In March 1950 The Roundup sponsored two writing contests. The first was an essay over the topic: The Catholic Answer to Communism. The students could research the topic to ready themselves for the contest but bring no source work with them to the library after school when the event was held. The winners would be recognized at graduation. The second contest was to write an original short story. The winner received $5.00 and had his story published in The Last Roundup. The banquet was held at Italian Village on May 4.
In 1952 – 1953 The Roundup was almost shut down for lack of funds. The Ministers Diary of September 1952 notes the decision that “In view of the Bishop’s attitude concerning interference of the selling of advertising in High School Papers with His Diocesan newspaper advertising, the printing of the Roundup will be discontinued, and a Ditto Edition of several pages will appear at intervals.”
Fortunately, a group of mothers held a series of Bingo parties to raise funds. The short story contest continued. The requirements were: “The story must be original and its length must be five hundred to fifteen hundred words. Stories that are typewritten must be double spaced on regular typewriting paper, and handwritten copies must be done neatly in ink.”

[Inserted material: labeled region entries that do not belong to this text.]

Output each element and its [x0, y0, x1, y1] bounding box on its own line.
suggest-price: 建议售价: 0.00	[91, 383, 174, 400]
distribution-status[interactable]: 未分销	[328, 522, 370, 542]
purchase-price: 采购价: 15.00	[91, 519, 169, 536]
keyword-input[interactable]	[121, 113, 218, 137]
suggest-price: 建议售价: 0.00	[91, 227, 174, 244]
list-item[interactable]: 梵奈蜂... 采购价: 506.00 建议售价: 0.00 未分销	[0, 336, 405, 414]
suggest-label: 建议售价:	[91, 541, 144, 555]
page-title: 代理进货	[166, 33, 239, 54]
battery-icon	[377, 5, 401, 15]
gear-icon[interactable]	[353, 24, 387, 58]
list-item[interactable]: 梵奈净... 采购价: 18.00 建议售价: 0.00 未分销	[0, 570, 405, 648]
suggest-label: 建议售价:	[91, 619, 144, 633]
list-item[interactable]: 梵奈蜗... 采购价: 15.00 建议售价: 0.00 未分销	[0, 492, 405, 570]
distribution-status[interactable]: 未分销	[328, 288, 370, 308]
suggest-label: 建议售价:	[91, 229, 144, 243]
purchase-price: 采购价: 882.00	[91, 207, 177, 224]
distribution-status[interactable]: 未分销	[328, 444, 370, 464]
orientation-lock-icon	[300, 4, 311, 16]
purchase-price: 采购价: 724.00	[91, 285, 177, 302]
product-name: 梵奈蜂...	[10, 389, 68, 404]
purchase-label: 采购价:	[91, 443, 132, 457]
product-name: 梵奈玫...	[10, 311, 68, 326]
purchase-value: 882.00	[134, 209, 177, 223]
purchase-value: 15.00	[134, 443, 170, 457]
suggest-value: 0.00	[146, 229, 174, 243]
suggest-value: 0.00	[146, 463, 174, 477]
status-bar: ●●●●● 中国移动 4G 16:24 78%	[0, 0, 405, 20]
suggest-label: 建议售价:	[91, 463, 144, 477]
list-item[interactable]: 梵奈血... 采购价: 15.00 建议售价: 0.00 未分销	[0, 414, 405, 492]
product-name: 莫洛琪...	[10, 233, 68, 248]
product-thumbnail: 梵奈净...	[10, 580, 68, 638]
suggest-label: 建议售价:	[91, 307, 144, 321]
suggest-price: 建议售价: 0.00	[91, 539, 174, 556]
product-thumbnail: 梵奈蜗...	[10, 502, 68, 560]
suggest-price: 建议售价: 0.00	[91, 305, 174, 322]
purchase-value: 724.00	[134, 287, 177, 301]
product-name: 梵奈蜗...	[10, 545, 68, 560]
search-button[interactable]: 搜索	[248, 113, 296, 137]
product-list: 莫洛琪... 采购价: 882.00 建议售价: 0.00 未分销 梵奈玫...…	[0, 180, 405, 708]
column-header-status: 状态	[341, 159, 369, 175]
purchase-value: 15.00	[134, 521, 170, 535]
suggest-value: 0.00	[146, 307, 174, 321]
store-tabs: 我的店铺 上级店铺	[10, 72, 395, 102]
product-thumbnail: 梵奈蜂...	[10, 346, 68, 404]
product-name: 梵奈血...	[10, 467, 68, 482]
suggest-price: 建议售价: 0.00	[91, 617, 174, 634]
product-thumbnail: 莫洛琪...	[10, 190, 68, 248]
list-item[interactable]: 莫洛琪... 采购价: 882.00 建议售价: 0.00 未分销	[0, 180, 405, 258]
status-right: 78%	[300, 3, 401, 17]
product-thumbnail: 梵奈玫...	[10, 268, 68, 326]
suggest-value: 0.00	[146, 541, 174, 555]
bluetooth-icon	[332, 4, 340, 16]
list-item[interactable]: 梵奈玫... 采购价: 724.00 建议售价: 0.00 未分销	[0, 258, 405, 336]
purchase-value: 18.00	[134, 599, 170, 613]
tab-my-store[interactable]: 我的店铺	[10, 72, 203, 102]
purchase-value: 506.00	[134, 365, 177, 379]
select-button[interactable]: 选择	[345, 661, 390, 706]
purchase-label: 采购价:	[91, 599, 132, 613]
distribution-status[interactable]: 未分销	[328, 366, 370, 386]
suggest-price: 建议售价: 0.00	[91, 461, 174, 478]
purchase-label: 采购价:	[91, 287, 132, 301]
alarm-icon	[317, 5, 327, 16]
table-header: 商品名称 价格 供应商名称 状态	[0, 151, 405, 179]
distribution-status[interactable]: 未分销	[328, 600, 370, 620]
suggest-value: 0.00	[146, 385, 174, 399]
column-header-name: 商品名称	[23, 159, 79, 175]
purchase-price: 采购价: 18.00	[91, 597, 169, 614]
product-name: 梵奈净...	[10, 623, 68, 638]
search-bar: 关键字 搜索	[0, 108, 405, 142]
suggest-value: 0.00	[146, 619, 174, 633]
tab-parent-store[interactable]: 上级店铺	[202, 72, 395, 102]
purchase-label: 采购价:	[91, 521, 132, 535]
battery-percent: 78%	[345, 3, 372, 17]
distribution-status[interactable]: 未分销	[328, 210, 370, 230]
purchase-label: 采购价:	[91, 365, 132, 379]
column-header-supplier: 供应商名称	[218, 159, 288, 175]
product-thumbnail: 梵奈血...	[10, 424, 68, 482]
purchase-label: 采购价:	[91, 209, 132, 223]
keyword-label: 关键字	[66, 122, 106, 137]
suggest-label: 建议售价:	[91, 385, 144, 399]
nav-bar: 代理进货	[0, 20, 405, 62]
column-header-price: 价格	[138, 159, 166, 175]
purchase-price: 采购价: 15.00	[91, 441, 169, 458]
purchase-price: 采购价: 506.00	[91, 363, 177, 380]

The paper had two moderators this year, Mr. C. E. Johnson, S. J. and Mr. J. L. Vessels, S. J., one to deal with the financial problems and one to oversee the production. They announced an English essay contest over the life of St. Francis Xavier, What Does It Profit? 46 boys entered.
The Province Prefect report in 1954 noted that the paper “is financed by sponsors, since advertising in school papers is not countenanced in Dallas. The article are well written and have the spontaneity and freshness of the student-writers who produce them.”
The 1955 yearbook, under the direction of Mr. Earl Johnson, S. J., became the first hardcover yearbook. The Province Prefect report noted: “This year for the first time the school will produce a yearbook, instead of the ‘Final Roundup.’ It is understood that the yearbook can be produced as cheaply as the booklet that the school formerly published. The difference is in that the yearbook will be done by offset process, whereas in the booklet it was necessary to use cuts and regular printing. The plan is good. But as the school grows larger there be a tendency to let the yearbook become an expensive operation. I think that this should be guarded against.”
In 1956 – 1957 the staff was split into two groups, one for The Roundup and one for The Last Roundup. The March 8, 1957, Roundup reported extensively about the paper’s history and behind the scenes work. Under the direction of Mr. Richard W. McGowan, S. J., the newspaper returned “to newsprint in eight pages. This change enables The Roundup both to give a more current coverage of the news and to publish more pictures.”
According to the news coverage, McGowan would often claim in a stern and forbidding voice: “This is absolutely the last paper I’m going to put out. If those editors want to put out another one, it’s up to them . . . don’t expect me to do all the work again.” However, as time passed between editions McGowan regained his good humor and helped.
At this time The Roundup sent copies to many places across the city, state, country, and world. “In Dallas the Roundup [sic] is sent to most of the public high schools, to all the pastors and parish schools, to the Texas Catholic, the Chancelory, and the Public Library.”
It went to all Texas schools, both Catholic and non-Catholic, with which the school played football. It was mailed to all the Jesuit High Schools, to many Jesuit houses, and to priests who had served at Jesuit Dallas. In addition, it was mailed to Jesuits overseas, from Belgium, Ceylon, Cuba, Rome and Spain. Special “couriers” brought the paper to the local girls schools.
The 1957 Last Roundup, under the direction of Mr. R. Miller S. J. and Tracy Johnson as editor-in-chief, debuted a padded cover which would remain for some time. It sold for $4.00 with a $2.00 deposit. As the March 8, 1957 edition explains, “The sponsor drive this year is limited to Roundup and Las Roundup members. This drive will pay for the Roundup during the year . . . which is currently being distributed free, and will also help pay expenses on the Last Roundup. Each member’s quota is $100.00.”
The 1957 banquet was held at Donlen’s restaurant on Sunday, April 21. The staff was noted not only for the more frequent coverage but also for distributing the paper free since it was supported by profits from the yearbook. One speaker, graduate Mr. Burns and a former staff member noted that reporting and writing would help the students throughout their lives. “He said the ability of a person to express himself and his ideas would always . . . mark him as a learned man” (The Roundup May 1957).
All this work demanded workers, and the editor issued a passionate plea for more staff: “Five hundred students, all taking English four years, and thirty-five put out the school paper.”